Single by Ludacris featuring Chris Brown and Sean Garrett

from the album Theater of the Mind
- Released: August 7, 2008
- Genre: Hip-hop
- Length: 3:59
- Label: Disturbing tha Peace; Def Jam;
- Songwriters: Christopher Bridges; Rodney Jerkins; Garrett Hamler;
- Producers: Rodney Jerkins; Sean Garrett;

Ludacris singles chronology
| "Pretty Girl" (2008) | "What Them Girls Like" (2008) | "Still Standing" (2008) |

Chris Brown singles chronology
| "Dreamer" (2008) | "What Them Girls Like" (2008) | "Make the World Go Round" (2008) |

Sean Garrett singles chronology
| "Grippin'" (2008) | "What Them Girls Like" (2008) | "Away" (2008) |

= What Them Girls Like =

"What Them Girls Like" is the first single from American rapper Ludacris' seventh studio album Theater of the Mind.
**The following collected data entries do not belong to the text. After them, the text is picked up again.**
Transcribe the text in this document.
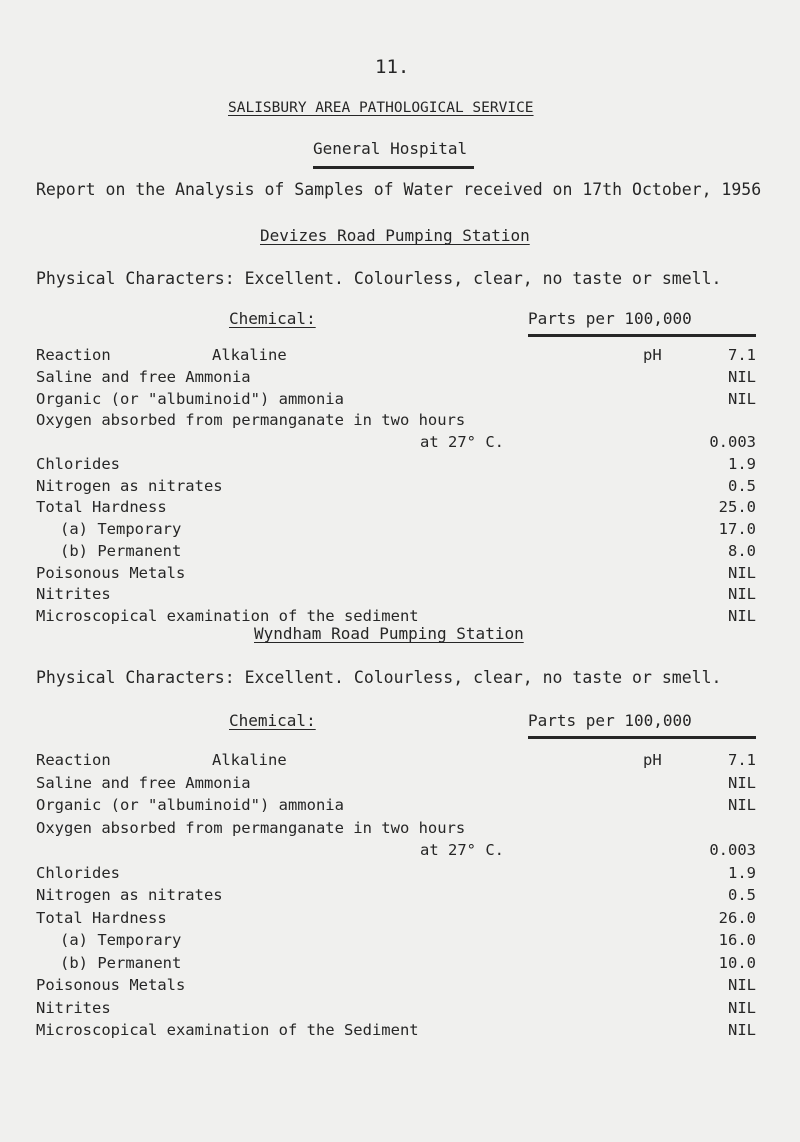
11.
SALISBURY AREA PATHOLOGICAL SERVICE
General Hospital
Report on the Analysis of Samples of Water received on 17th October, 1956
Devizes Road Pumping Station
Physical Characters: Excellent. Colourless, clear, no taste or smell.
Chemical:	Parts per 100,000
Reaction	Alkaline	pH	7.1
Saline and free Ammonia	NIL
Organic (or "albuminoid") ammonia	NIL
Oxygen absorbed from permanganate in two hours
at 27° C.	0.003
Chlorides	1.9
Nitrogen as nitrates	0.5
Total Hardness	25.0
(a) Temporary	17.0
(b) Permanent	8.0
Poisonous Metals	NIL
Nitrites	NIL
Microscopical examination of the sediment	NIL
Wyndham Road Pumping Station
Physical Characters: Excellent. Colourless, clear, no taste or smell.
Chemical:	Parts per 100,000
Reaction	Alkaline	pH	7.1
Saline and free Ammonia	NIL
Organic (or "albuminoid") ammonia	NIL
Oxygen absorbed from permanganate in two hours
at 27° C.	0.003
Chlorides	1.9
Nitrogen as nitrates	0.5
Total Hardness	26.0
(a) Temporary	16.0
(b) Permanent	10.0
Poisonous Metals	NIL
Nitrites	NIL
Microscopical examination of the Sediment	NIL
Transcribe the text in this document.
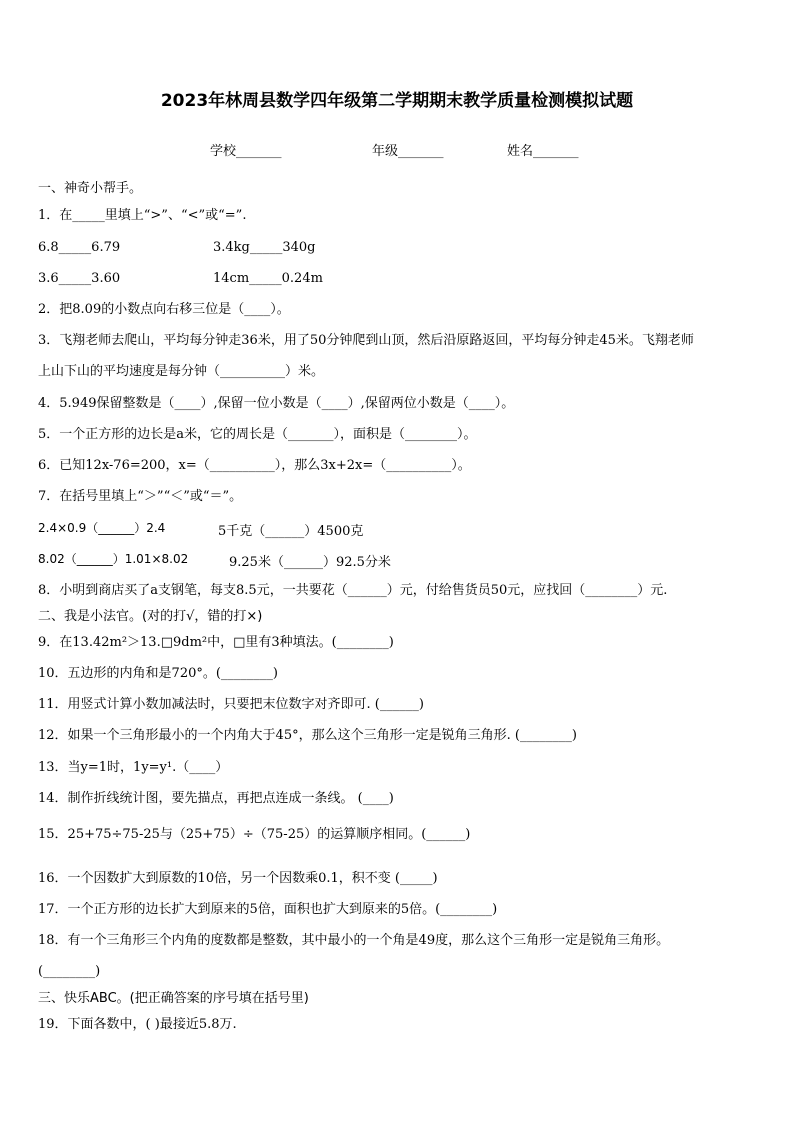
2023年林周县数学四年级第二学期期末教学质量检测模拟试题
学校_______	年级_______	姓名_______
一、神奇小帮手。
1．在_____里填上“>”、“<”或“=”.
6.8_____6.79	3.4kg_____340g
3.6_____3.60	14cm_____0.24m
2．把8.09的小数点向右移三位是（____）。
3．飞翔老师去爬山，平均每分钟走36米，用了50分钟爬到山顶，然后沿原路返回，平均每分钟走45米。飞翔老师
上山下山的平均速度是每分钟（__________）米。
4．5.949保留整数是（____）,保留一位小数是（____）,保留两位小数是（____）。
5．一个正方形的边长是a米，它的周长是（_______），面积是（________）。
6．已知12x-76=200，x=（__________），那么3x+2x=（__________）。
7．在括号里填上“＞”“＜”或“＝”。
2.4×0.9（______）2.4	5千克（______）4500克
8.02（______）1.01×8.02	9.25米（______）92.5分米
8．小明到商店买了a支钢笔，每支8.5元，一共要花（______）元，付给售货员50元，应找回（________）元.
二、我是小法官。(对的打√，错的打×)
9．在13.42m²＞13.□9dm²中，□里有3种填法。(________)
10．五边形的内角和是720°。(________)
11．用竖式计算小数加减法时，只要把末位数字对齐即可. (______)
12．如果一个三角形最小的一个内角大于45°，那么这个三角形一定是锐角三角形. (________)
13．当y=1时，1y=y¹.（____）
14．制作折线统计图，要先描点，再把点连成一条线。 (____)
15．25+75÷75-25与（25+75）÷（75-25）的运算顺序相同。(______)
16．一个因数扩大到原数的10倍，另一个因数乘0.1，积不变 (_____)
17．一个正方形的边长扩大到原来的5倍，面积也扩大到原来的5倍。(________)
18．有一个三角形三个内角的度数都是整数，其中最小的一个角是49度，那么这个三角形一定是锐角三角形。
(________)
三、快乐ABC。(把正确答案的序号填在括号里)
19．下面各数中，( )最接近5.8万.
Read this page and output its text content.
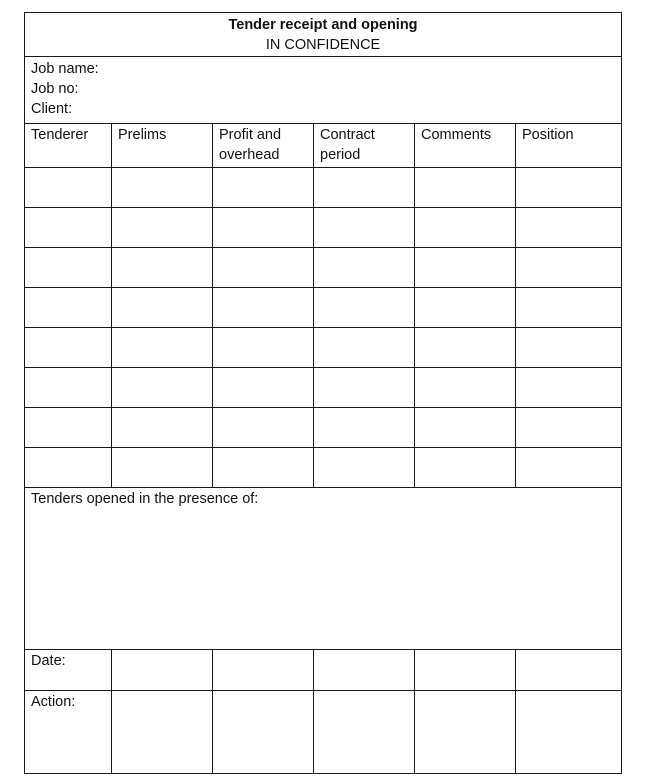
Tender receipt and opening
IN CONFIDENCE					

Job name:
Job no:
Client:					

Tenderer	Prelims	Profit and overhead	Contract period	Comments	Position

Tenders opened in the presence of:					
Date:					
Action:					
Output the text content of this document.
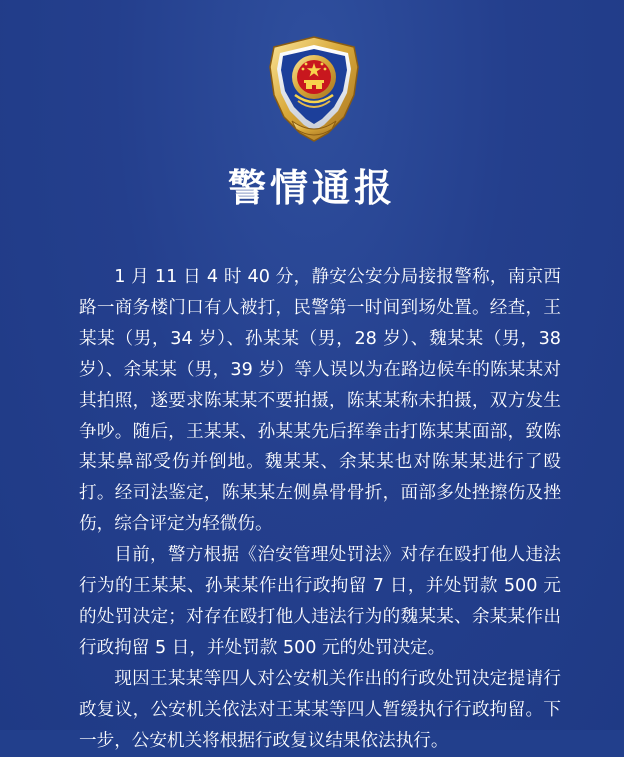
警情通报

1 月 11 日 4 时 40 分，静安公安分局接报警称，南京西路一商务楼门口有人被打，民警第一时间到场处置。经查，王某某（男，34 岁）、孙某某（男，28 岁）、魏某某（男，38 岁）、余某某（男，39 岁）等人误以为在路边候车的陈某某对其拍照，遂要求陈某某不要拍摄，陈某某称未拍摄，双方发生争吵。随后，王某某、孙某某先后挥拳击打陈某某面部，致陈某某鼻部受伤并倒地。魏某某、余某某也对陈某某进行了殴打。经司法鉴定，陈某某左侧鼻骨骨折，面部多处挫擦伤及挫伤，综合评定为轻微伤。

目前，警方根据《治安管理处罚法》对存在殴打他人违法行为的王某某、孙某某作出行政拘留 7 日，并处罚款 500 元的处罚决定；对存在殴打他人违法行为的魏某某、余某某作出行政拘留 5 日，并处罚款 500 元的处罚决定。

现因王某某等四人对公安机关作出的行政处罚决定提请行政复议，公安机关依法对王某某等四人暂缓执行行政拘留。下一步，公安机关将根据行政复议结果依法执行。
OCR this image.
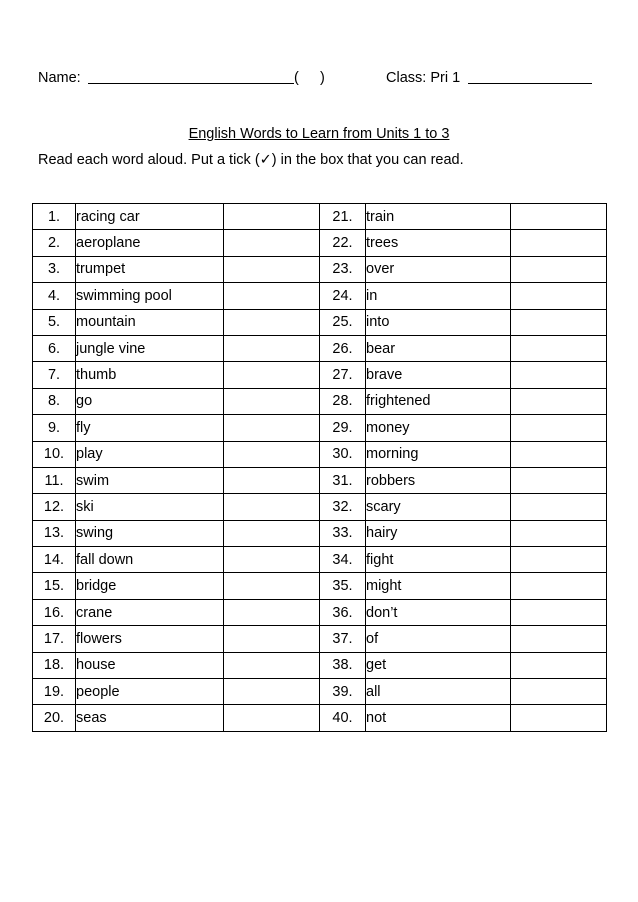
Name:	( )	Class: Pri 1
English Words to Learn from Units 1 to 3
Read each word aloud. Put a tick (✓) in the box that you can read.
1.	racing car		21.	train	
2.	aeroplane		22.	trees	
3.	trumpet		23.	over	
4.	swimming pool		24.	in	
5.	mountain		25.	into	
6.	jungle vine		26.	bear	
7.	thumb		27.	brave	
8.	go		28.	frightened	
9.	fly		29.	money	
10.	play		30.	morning	
11.	swim		31.	robbers	
12.	ski		32.	scary	
13.	swing		33.	hairy	
14.	fall down		34.	fight	
15.	bridge		35.	might	
16.	crane		36.	don’t	
17.	flowers		37.	of	
18.	house		38.	get	
19.	people		39.	all	
20.	seas		40.	not	
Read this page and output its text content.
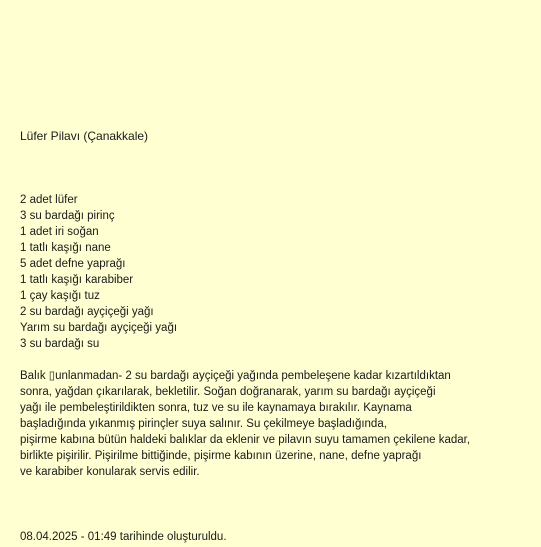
Lüfer Pilavı (Çanakkale)
2 adet lüfer
3 su bardağı pirinç
1 adet iri soğan
1 tatlı kaşığı nane
5 adet defne yaprağı
1 tatlı kaşığı karabiber
1 çay kaşığı tuz
2 su bardağı ayçiçeği yağı
Yarım su bardağı ayçiçeği yağı
3 su bardağı su
Balık ▯unlanmadan- 2 su bardağı ayçiçeği yağında pembeleşene kadar kızartıldıktan
sonra, yağdan çıkarılarak, bekletilir. Soğan doğranarak, yarım su bardağı ayçiçeği
yağı ile pembeleştirildikten sonra, tuz ve su ile kaynamaya bırakılır. Kaynama
başladığında yıkanmış pirinçler suya salınır. Su çekilmeye başladığında,
pişirme kabına bütün haldeki balıklar da eklenir ve pilavın suyu tamamen çekilene kadar,
birlikte pişirilir. Pişirilme bittiğinde, pişirme kabının üzerine, nane, defne yaprağı
ve karabiber konularak servis edilir.
08.04.2025 - 01:49 tarihinde oluşturuldu.
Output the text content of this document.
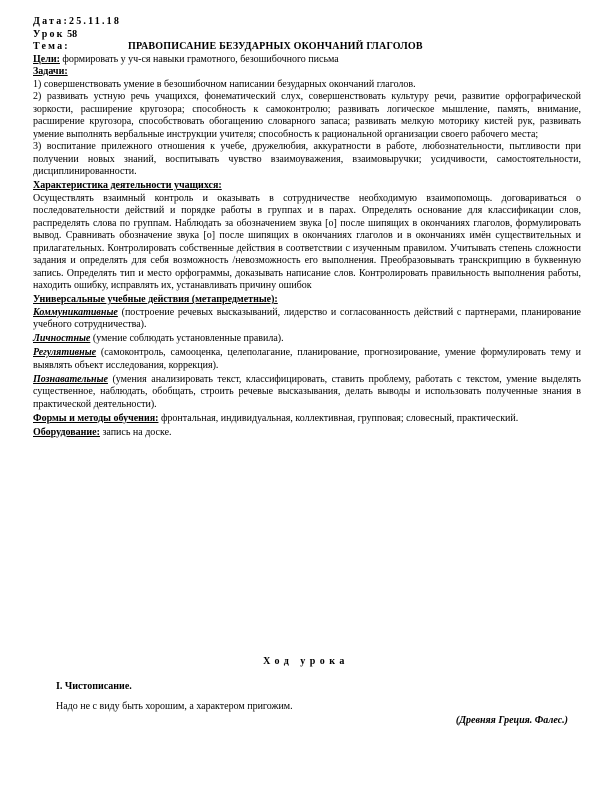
Дата: 25.11.18
Урок
58
Тема:	ПРАВОПИСАНИЕ БЕЗУДАРНЫХ ОКОНЧАНИЙ ГЛАГОЛОВ

Цели: формировать у уч-ся навыки грамотного, безошибочного письма

Задачи:

1) совершенствовать умение в безошибочном написании безударных окончаний глаголов.

2) развивать устную речь учащихся, фонематический слух, совершенствовать культуру речи, развитие орфографической зоркости, расширение кругозора; способность к самоконтролю; развивать логическое мышление, память, внимание, расширение кругозора, способствовать обогащению словарного запаса; развивать мелкую моторику кистей рук, развивать умение выполнять вербальные инструкции учителя; способность к рациональной организации своего рабочего места;

3) воспитание прилежного отношения к учебе, дружелюбия, аккуратности в работе, любознательности, пытливости при получении новых знаний, воспитывать чувство взаимоуважения, взаимовыручки; усидчивости, самостоятельности, дисциплинированности.

Характеристика деятельности учащихся:

Осуществлять взаимный контроль и оказывать в сотрудничестве необходимую взаимопомощь. договариваться о последовательности действий и порядке работы в группах и в парах. Определять основание для классификации слов, распределять слова по группам. Наблюдать за обозначением звука [о] после шипящих в окончаниях глаголов, формулировать вывод. Сравнивать обозначение звука [о] после шипящих в окончаниях глаголов и в окончаниях имён существительных и прилагательных. Контролировать собственные действия в соответствии с изученным правилом. Учитывать степень сложности задания и определять для себя возможность /невозможность его выполнения. Преобразовывать транскрипцию в буквенную запись. Определять тип и место орфограммы, доказывать написание слов. Контролировать правильность выполнения работы, находить ошибку, исправлять их, устанавливать причину ошибок

Универсальные учебные действия (метапредметные):

Коммуникативные (построение речевых высказываний, лидерство и согласованность действий с партнерами, планирование учебного сотрудничества).

Личностные (умение соблюдать установленные правила).

Регулятивные (самоконтроль, самооценка, целеполагание, планирование, прогнозирование, умение формулировать тему и выявлять объект исследования, коррекция).

Познавательные (умения анализировать текст, классифицировать, ставить проблему, работать с текстом, умение выделять существенное, наблюдать, обобщать, строить речевые высказывания, делать выводы и использовать полученные знания в практической деятельности).

Формы и методы обучения: фронтальная, индивидуальная, коллективная, групповая; словесный, практический.

Оборудование: запись на доске.

Ход урока
I. Чистописание.
Надо не с виду быть хорошим, а характером пригожим.
(Древняя Греция. Фалес.)
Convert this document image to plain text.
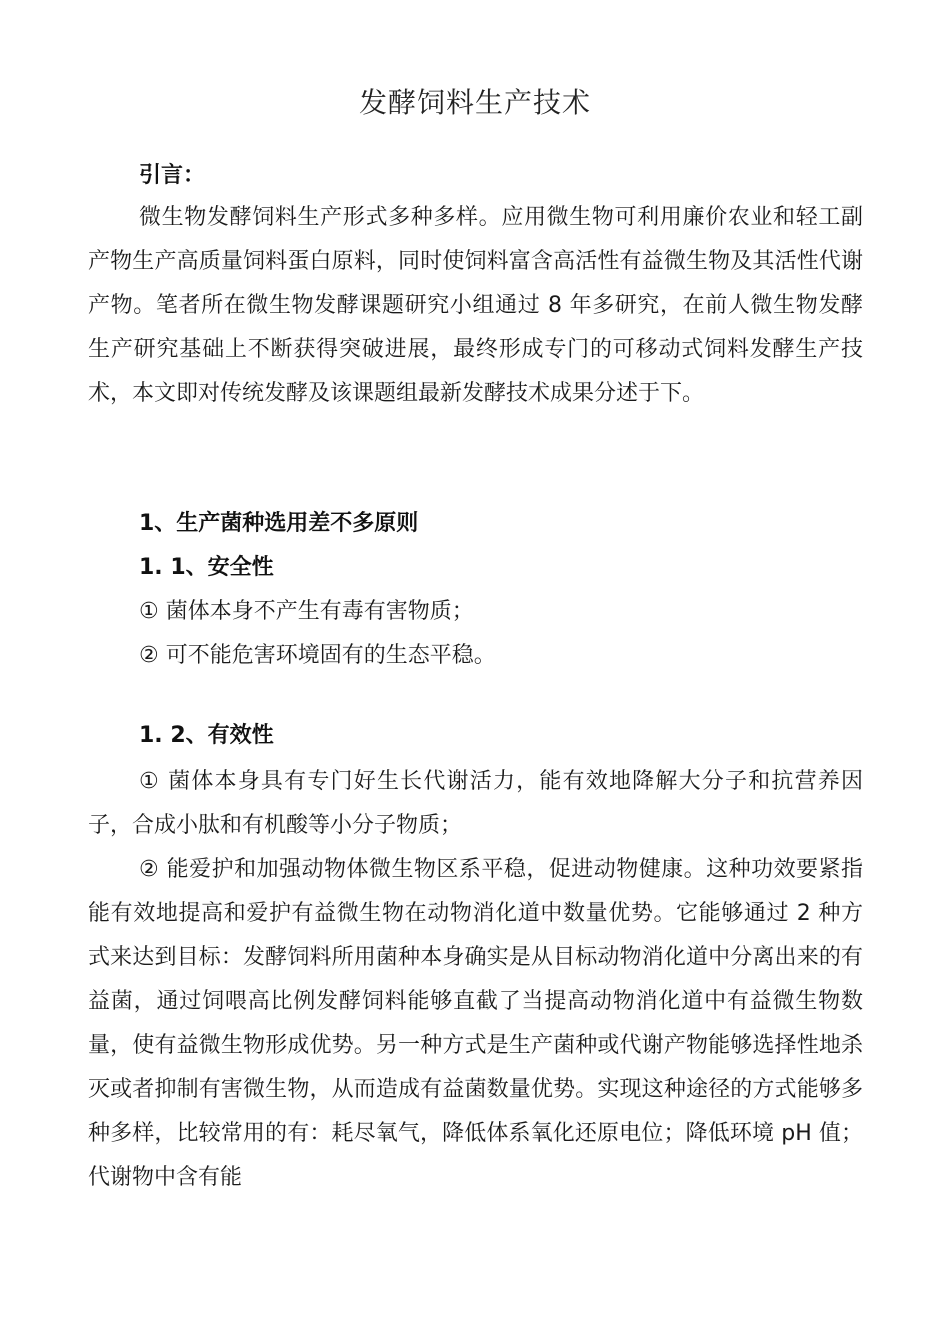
发酵饲料生产技术
引言：

微生物发酵饲料生产形式多种多样。应用微生物可利用廉价农业和轻工副产物生产高质量饲料蛋白原料，同时使饲料富含高活性有益微生物及其活性代谢产物。笔者所在微生物发酵课题研究小组通过 8 年多研究，在前人微生物发酵生产研究基础上不断获得突破进展，最终形成专门的可移动式饲料发酵生产技术，本文即对传统发酵及该课题组最新发酵技术成果分述于下。

1、生产菌种选用差不多原则
1. 1、安全性
① 菌体本身不产生有毒有害物质；
② 可不能危害环境固有的生态平稳。
1. 2、有效性

① 菌体本身具有专门好生长代谢活力，能有效地降解大分子和抗营养因子，合成小肽和有机酸等小分子物质；

② 能爱护和加强动物体微生物区系平稳，促进动物健康。这种功效要紧指能有效地提高和爱护有益微生物在动物消化道中数量优势。它能够通过 2 种方式来达到目标：发酵饲料所用菌种本身确实是从目标动物消化道中分离出来的有益菌，通过饲喂高比例发酵饲料能够直截了当提高动物消化道中有益微生物数量，使有益微生物形成优势。另一种方式是生产菌种或代谢产物能够选择性地杀灭或者抑制有害微生物，从而造成有益菌数量优势。实现这种途径的方式能够多种多样，比较常用的有：耗尽氧气，降低体系氧化还原电位；降低环境 pH 值；代谢物中含有能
The single features American singers Chris Brown and Sean Garrett, who produced the song alongside Rodney Jerkins.

==Critical reception==
AllMusic editor David Jeffries called this song "completely unsurprising, with a rock-solid hook." Ken Copabianco described the song: "His sex talk is good-natured and slyly insightful about love". XXL wrote a mixed review: "Elsewhere, he’s just straight reaching—“What Them Girls Like,” for instance, where, despite taking a cue from 2000’s Mel Gibson chick flick What Women Want, there’s no real solid connection established between the film and the actual song."

==Music video==
The music video premiered on Yahoo Music on September 11. The video takes cues from the film What Women Want. The music video premiered on BET and later appeared at number 80 on the Notarized: Top 100 Videos of 2008 countdown. Comfort Fedoke, DeRay Davis, Tyrese Gibson, Teairra Mari, Kristia Krueger, Suelyn Medeiros, Amber Rose, Joe and Gavin Maloof, and La La Anthony made cameo appearances in the video. There is a 40-second intro before the music starts in the video.

==Charts==

===Weekly charts===

| Chart (2008) | Peak position |
|---|---|
| Australia (ARIA) | 98 |
| Canada Hot 100 (Billboard) | 53 |
| US Billboard Hot 100 | 33 |
| US Pop 100 (Billboard) | 52 |
| US Hot R&B/Hip-Hop Songs (Billboard) | 17 |
| US Hot Rap Songs (Billboard) | 8 |
| US Rhythmic Airplay (Billboard) | 15 |

===Year-end charts===

| Chart (2008) | Position |
|---|---|
| US Hot R&B/Hip-Hop Songs (Billboard) | 90 |

==Certifications==

| Region | Certification | Certified units/sales |
| United States (RIAA) | Gold | 500,000^{‡} |
^{‡} Sales+streaming figures based on certification alone.